Stewed Mushrooms (brown).
Clean with a knife a pottle of fresh forced mushrooms, put them into water, and when they are to be stewed take them out with the hands to avoid the sediment. Then put them into a stewpan with an ounce and an half of fresh butter, a little salt, and the juice of half a lemon. Cover the stewpan close, put it over a fire, and let the mushrooms boil for five minutes. Then thicken them with a little flour and water mixed, add a small quantity of liquid of colour, (some cayenne if approved,) and stew them gently for five minutes more.
Stewed Mushrooms (white).
Let the same process be followed as above; but instead of adding liquid of colour put to them a gill of good cream.
Stewed Watercresses.
Pick and wash twelve bunches of watercresses, boil them till half done, and drain and squeeze them dry; then chop and put them into a stewpan, add to them cullis [gravy], cream, salt, pepper, and flour, a little of each. Stew them gently ten minutes, and serve them up with fried bread round.
To stew Peas for a Dish.
Put a quart of fresh shelled young peas into a stewpan, add to them a quarter of a pound of fresh butter, a middling-sized onion sliced very fine, a cos or cabbage lettuce washed and cut into pieces, and a very little salt. Cover the pan close, put it over a moderate fire, and sweat the peas till half done. Make them of a proper thickness with flour and water, add a spoonful of essence of ham, season to the palate with cayenne pepper, and add a small lump of sugar if approved. Let the peas stew gently till tender, being careful not to let them burn.
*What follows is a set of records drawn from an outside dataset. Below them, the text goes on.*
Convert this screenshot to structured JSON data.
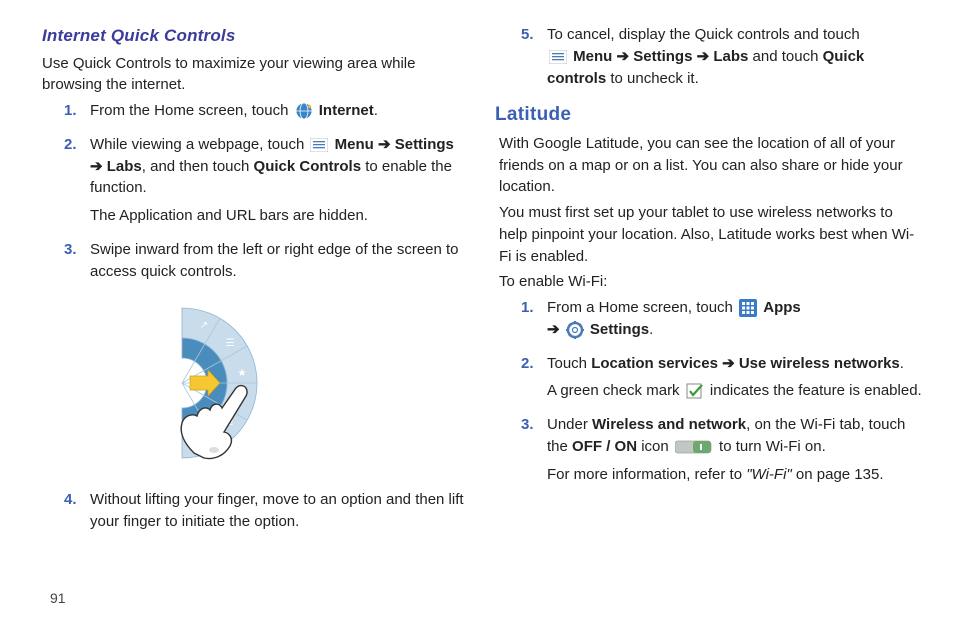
{
  "pageNumber": "91",
  "left": {
    "heading": "Internet Quick Controls",
    "intro": "Use Quick Controls to maximize your viewing area while browsing the internet.",
    "steps": [
      {
        "pre": "From the Home screen, touch ",
        "iconName": "internet-icon",
        "post": " ",
        "bold1": "Internet",
        "tail": "."
      },
      {
        "pre": "While viewing a webpage, touch ",
        "iconName": "menu-icon",
        "post": " ",
        "bold1": "Menu",
        "arrow1": " ➔ ",
        "bold2": "Settings",
        "arrow2": " ➔ ",
        "bold3": "Labs",
        "midText": ", and then touch ",
        "bold4": "Quick Controls",
        "tail": " to enable the function.",
        "note": "The Application and URL bars are hidden."
      },
      {
        "text": "Swipe inward from the left or right edge of the screen to access quick controls."
      },
      {
        "text": "Without lifting your finger, move to an option and then lift your finger to initiate the option."
      }
    ]
  },
  "right": {
    "step5": {
      "pre": "To cancel, display the Quick controls and touch ",
      "iconName": "menu-icon",
      "bold1": "Menu",
      "arrow1": " ➔ ",
      "bold2": "Settings",
      "arrow2": " ➔ ",
      "bold3": "Labs",
      "mid": " and touch ",
      "bold4": "Quick controls",
      "tail": " to uncheck it."
    },
    "heading": "Latitude",
    "p1": "With Google Latitude, you can see the location of all of your friends on a map or on a list. You can also share or hide your location.",
    "p2": "You must first set up your tablet to use wireless networks to help pinpoint your location. Also, Latitude works best when Wi-Fi is enabled.",
    "p3": "To enable Wi-Fi:",
    "steps": [
      {
        "pre": "From a Home screen, touch ",
        "iconName": "apps-icon",
        "bold1": "Apps",
        "arrow1": " ➔ ",
        "icon2Name": "settings-gear-icon",
        "bold2": "Settings",
        "tail": "."
      },
      {
        "pre": "Touch ",
        "bold1": "Location services",
        "arrow1": " ➔ ",
        "bold2": "Use wireless networks",
        "tail": ".",
        "notePre": "A green check mark ",
        "noteIcon": "checkmark-icon",
        "notePost": " indicates the feature is enabled."
      },
      {
        "pre": "Under ",
        "bold1": "Wireless and network",
        "mid1": ", on the Wi-Fi tab, touch the ",
        "bold2": "OFF / ON",
        "mid2": " icon ",
        "iconName": "toggle-on-icon",
        "tail": " to turn Wi-Fi on.",
        "refPre": "For more information, refer to ",
        "refItalic": "\"Wi-Fi\"",
        "refPost": " on page 135."
      }
    ]
  }
}
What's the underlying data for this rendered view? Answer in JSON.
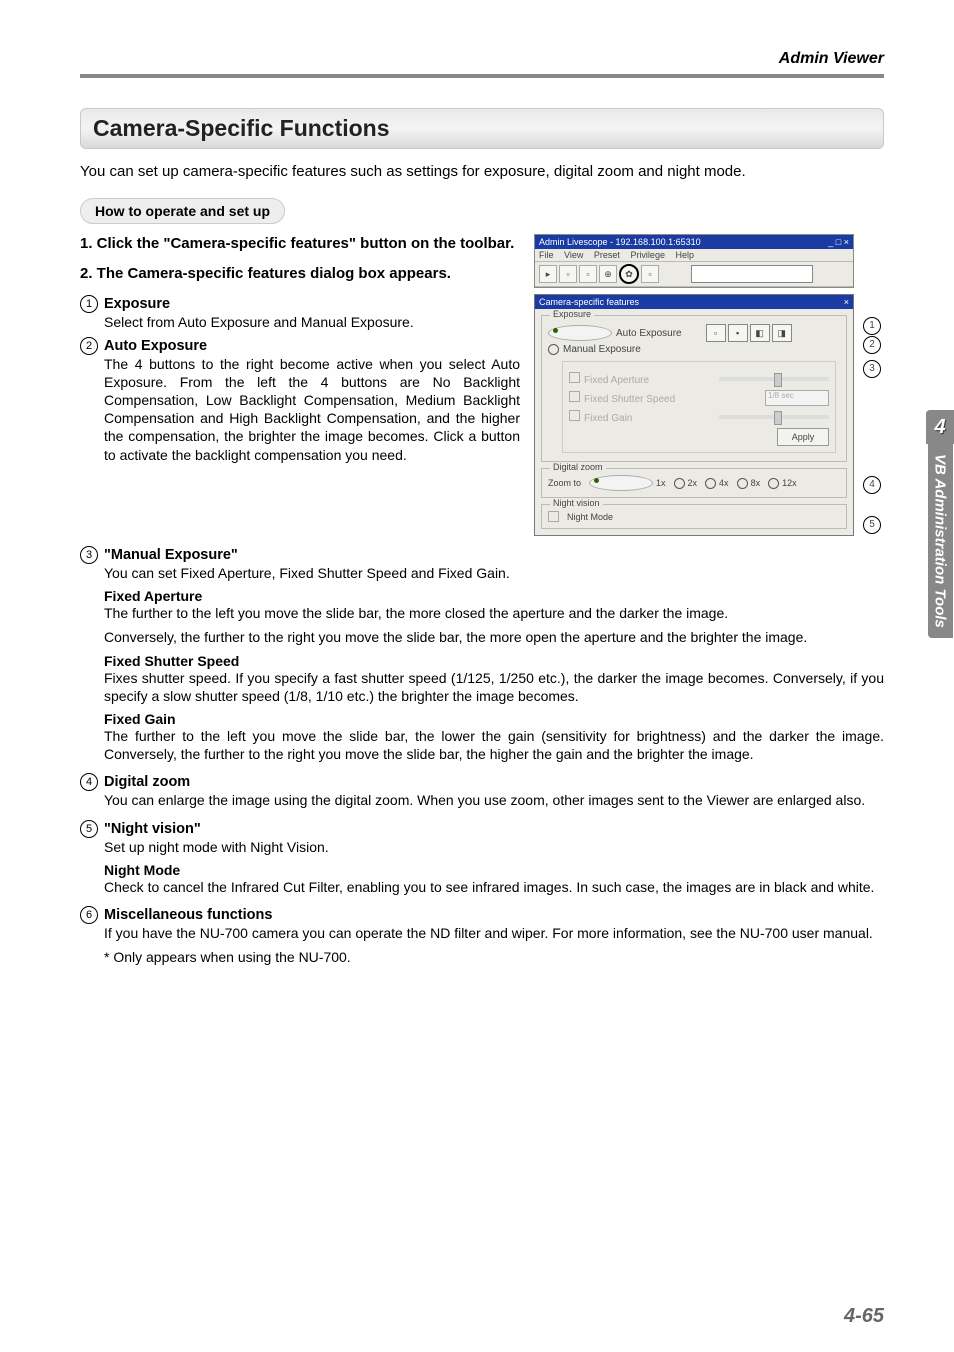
{
  "header_right": "Admin Viewer",
  "section_title": "Camera-Specific Functions",
  "intro": "You can set up camera-specific features such as settings for exposure, digital zoom and night mode.",
  "howto": "How to operate and set up",
  "steps": {
    "s1": "1.  Click the \"Camera-specific features\" button on the toolbar.",
    "s2": "2.  The Camera-specific features dialog box appears."
  },
  "items": {
    "i1_title": "Exposure",
    "i1_body": "Select from Auto Exposure and Manual Exposure.",
    "i2_title": "Auto Exposure",
    "i2_body": "The 4 buttons to the right become active when you select Auto Exposure. From the left the 4 buttons are No Backlight Compensation, Low Backlight Compensation, Medium Backlight Compensation and High Backlight Compensation, and the higher the compensation, the brighter the image becomes. Click a button to activate the backlight compensation you need.",
    "i3_title": "\"Manual Exposure\"",
    "i3_lead": "You can set Fixed Aperture, Fixed Shutter Speed and Fixed Gain.",
    "fa_h": "Fixed Aperture",
    "fa_p1": "The further to the left you move the slide bar, the more closed the aperture and the darker the image.",
    "fa_p2": "Conversely, the further to the right you move the slide bar, the more open the aperture and the brighter the image.",
    "fs_h": "Fixed Shutter Speed",
    "fs_p": "Fixes shutter speed. If you specify a fast shutter speed (1/125, 1/250 etc.), the darker the image becomes. Conversely, if you specify a slow shutter speed (1/8, 1/10 etc.) the brighter the image becomes.",
    "fg_h": "Fixed Gain",
    "fg_p": "The further to the left you move the slide bar, the lower the gain (sensitivity for brightness) and the darker the image. Conversely, the further to the right you move the slide bar, the higher the gain and the brighter the image.",
    "i4_title": "Digital zoom",
    "i4_body": "You can enlarge the image using the digital zoom. When you use zoom, other images sent to the Viewer are enlarged also.",
    "i5_title": "\"Night vision\"",
    "i5_lead": "Set up night mode with Night Vision.",
    "nm_h": "Night Mode",
    "nm_p": "Check to cancel the Infrared Cut Filter, enabling you to see infrared images. In such case, the images are in black and white.",
    "i6_title": "Miscellaneous functions",
    "i6_body": "If you have the NU-700 camera you can operate the ND filter and wiper. For more information, see the NU-700 user manual.",
    "i6_note": "* Only appears when using the NU-700."
  },
  "screenshot": {
    "main_title": "Admin Livescope - 192.168.100.1:65310",
    "menu": {
      "file": "File",
      "view": "View",
      "preset": "Preset",
      "priv": "Privilege",
      "help": "Help"
    },
    "dlg_title": "Camera-specific features",
    "grp_exposure": "Exposure",
    "auto_exp": "Auto Exposure",
    "manual_exp": "Manual Exposure",
    "fixed_aperture": "Fixed Aperture",
    "fixed_shutter": "Fixed Shutter Speed",
    "shutter_val": "1/8 sec",
    "fixed_gain": "Fixed Gain",
    "apply": "Apply",
    "grp_zoom": "Digital zoom",
    "zoom_to": "Zoom to",
    "zoom_opts": {
      "z1": "1x",
      "z2": "2x",
      "z4": "4x",
      "z8": "8x",
      "z12": "12x"
    },
    "grp_night": "Night vision",
    "night_mode": "Night Mode",
    "close_x": "×",
    "minmax": "_ □ ×"
  },
  "tab": {
    "num": "4",
    "text": "VB Administration Tools"
  },
  "page_num": "4-65"
}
Stewed Asparagus for Sauce.
Scale sprue or large asparagus, then cut off the heads as far as they are eatable, boil them till nearly done, strain them, and pour cold water over to preserve them green. Then make (boiling) a good strong cullis [gravy], and put in the heads five minutes before the sauce is served up, which may be put over tendrons of veal, lamb, &c.
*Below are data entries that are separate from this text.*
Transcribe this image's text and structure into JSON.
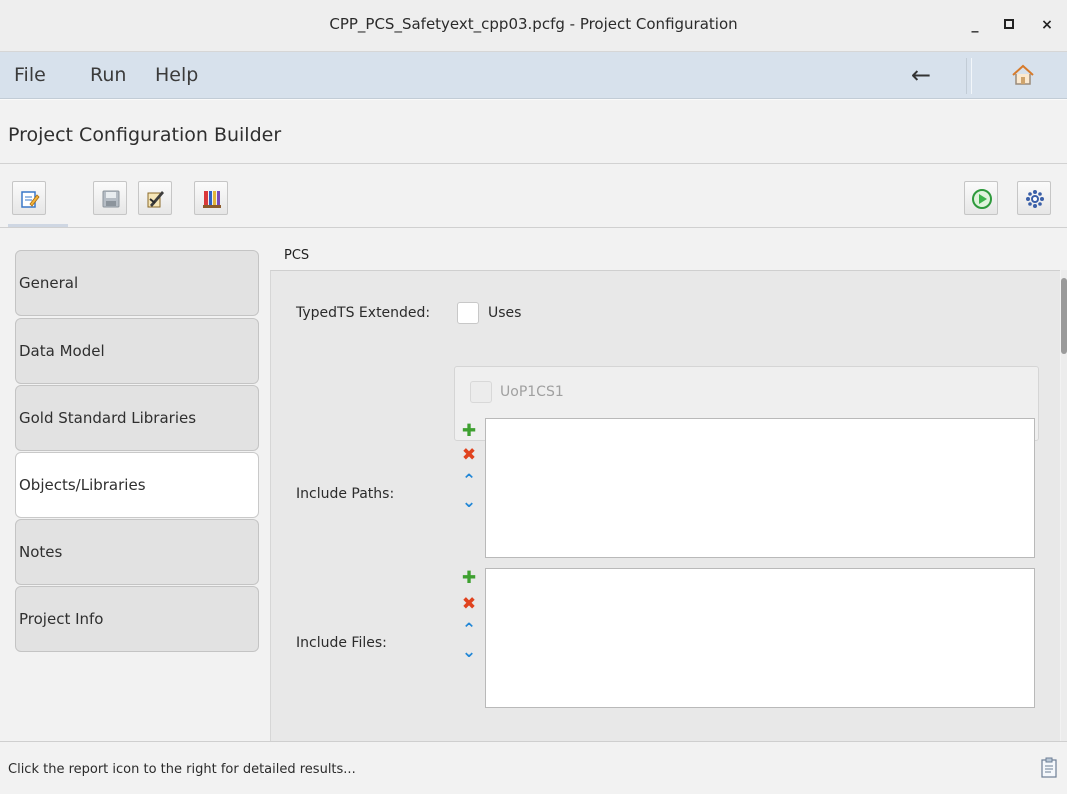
{
  "window": {
    "title": "CPP_PCS_Safetyext_cpp03.pcfg - Project Configuration",
    "minimize_label": "_",
    "maximize_label": "□",
    "close_label": "×"
  },
  "menubar": {
    "items": [
      "File",
      "Run",
      "Help"
    ],
    "back_glyph": "←"
  },
  "header": {
    "title": "Project Configuration Builder"
  },
  "toolbar": {
    "left_buttons": [
      "edit-config-icon",
      "save-icon",
      "report-edit-icon",
      "library-icon"
    ],
    "right_buttons": [
      "run-icon",
      "settings-icon"
    ]
  },
  "sidebar": {
    "items": [
      {
        "label": "General",
        "active": false
      },
      {
        "label": "Data Model",
        "active": false
      },
      {
        "label": "Gold Standard Libraries",
        "active": false
      },
      {
        "label": "Objects/Libraries",
        "active": true
      },
      {
        "label": "Notes",
        "active": false
      },
      {
        "label": "Project Info",
        "active": false
      }
    ]
  },
  "main": {
    "section_title": "PCS",
    "typedts_label": "TypedTS Extended:",
    "uses_label": "Uses",
    "uses_checked": false,
    "uop_label": "UoP1CS1",
    "uop_checked": false,
    "include_paths_label": "Include Paths:",
    "include_files_label": "Include Files:",
    "include_paths": [],
    "include_files": [],
    "list_controls": {
      "add": "✚",
      "remove": "✖",
      "up": "⌃",
      "down": "⌄"
    }
  },
  "status": {
    "message": "Click the report icon to the right for detailed results..."
  },
  "colors": {
    "menubar_bg": "#d7e1ec",
    "add": "#3ea030",
    "remove": "#e0431f",
    "move": "#2287d6",
    "run": "#3bb34a"
  }
}
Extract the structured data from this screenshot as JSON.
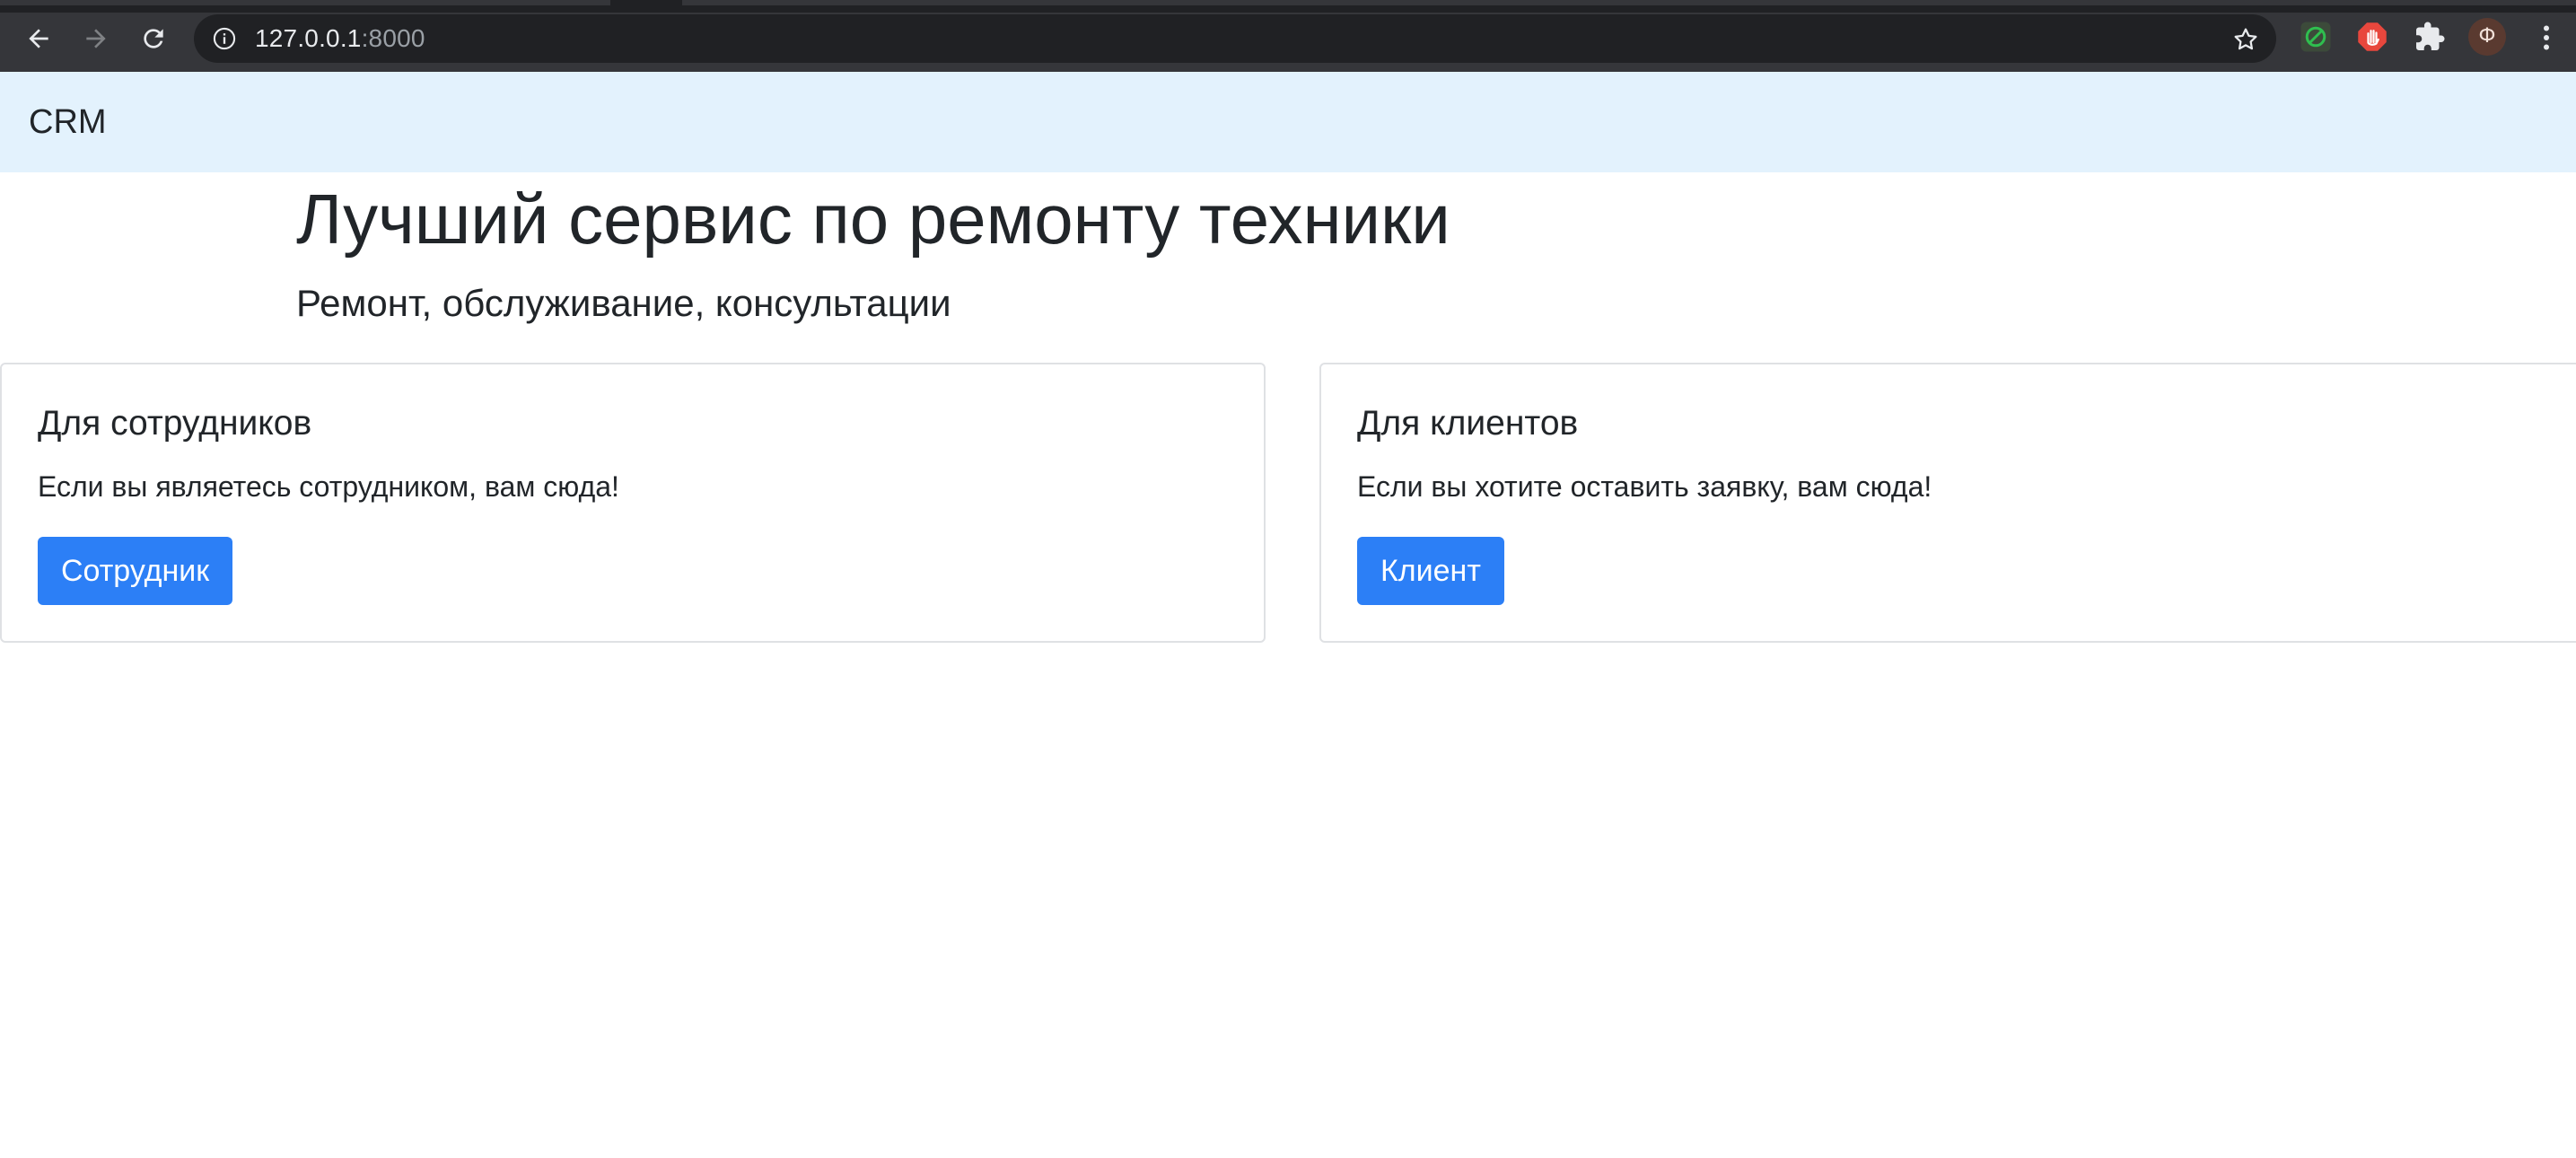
{
  "browser": {
    "url_host": "127.0.0.1",
    "url_port": ":8000",
    "profile_initial": "Ф",
    "icons": {
      "back": "back-arrow-icon",
      "forward": "forward-arrow-icon",
      "reload": "reload-icon",
      "info": "site-info-icon",
      "bookmark": "bookmark-star-icon",
      "extension_1": "green-circle-extension-icon",
      "extension_2": "adblock-hand-icon",
      "extensions": "puzzle-icon",
      "menu": "kebab-menu-icon"
    }
  },
  "navbar": {
    "brand": "CRM",
    "background": "#e3f2fd"
  },
  "hero": {
    "title": "Лучший сервис по ремонту техники",
    "subtitle": "Ремонт, обслуживание, консультации"
  },
  "cards": [
    {
      "title": "Для сотрудников",
      "text": "Если вы являетесь сотрудником, вам сюда!",
      "button_label": "Сотрудник"
    },
    {
      "title": "Для клиентов",
      "text": "Если вы хотите оставить заявку, вам сюда!",
      "button_label": "Клиент"
    }
  ],
  "colors": {
    "primary_button": "#2c7ff6",
    "chrome_bg": "#35363a",
    "omnibox_bg": "#202124"
  }
}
N. B. Some tops of sprue grass may be boiled in a little stock till tender, and rubbed through a tamis. The pulp to be put to the cullis before the heads are added.
To stew Maccaroni.
Boil a quarter of a pound of riband maccaroni in beef stock till nearly done; then strain it and add a gill of cream, two ounces of fresh butter, a table spoonful of the essence of ham, three ounces of grated parmezan cheese, and a little cayenne pepper and salt. Mix them over a fire for five minutes, then put it on a dish, strew grated parmezan cheese over it, smooth it with a knife, and colour with a very hot salamander.
Stewed Cheese.
Cut small into a stewpan cheshire and gloucester cheese, a quarter of a pound of each; then add a gill of lisbon wine, a table spoonful of water, and (if approved) a tea spoonful of mustard. Mix them over a fire till the cheese is dissolved; then have ready a cheese plate with a lighted lamp beneath, put the mixture in, and serve it up directly. Send with it some fresh toasted bread in a toast rack.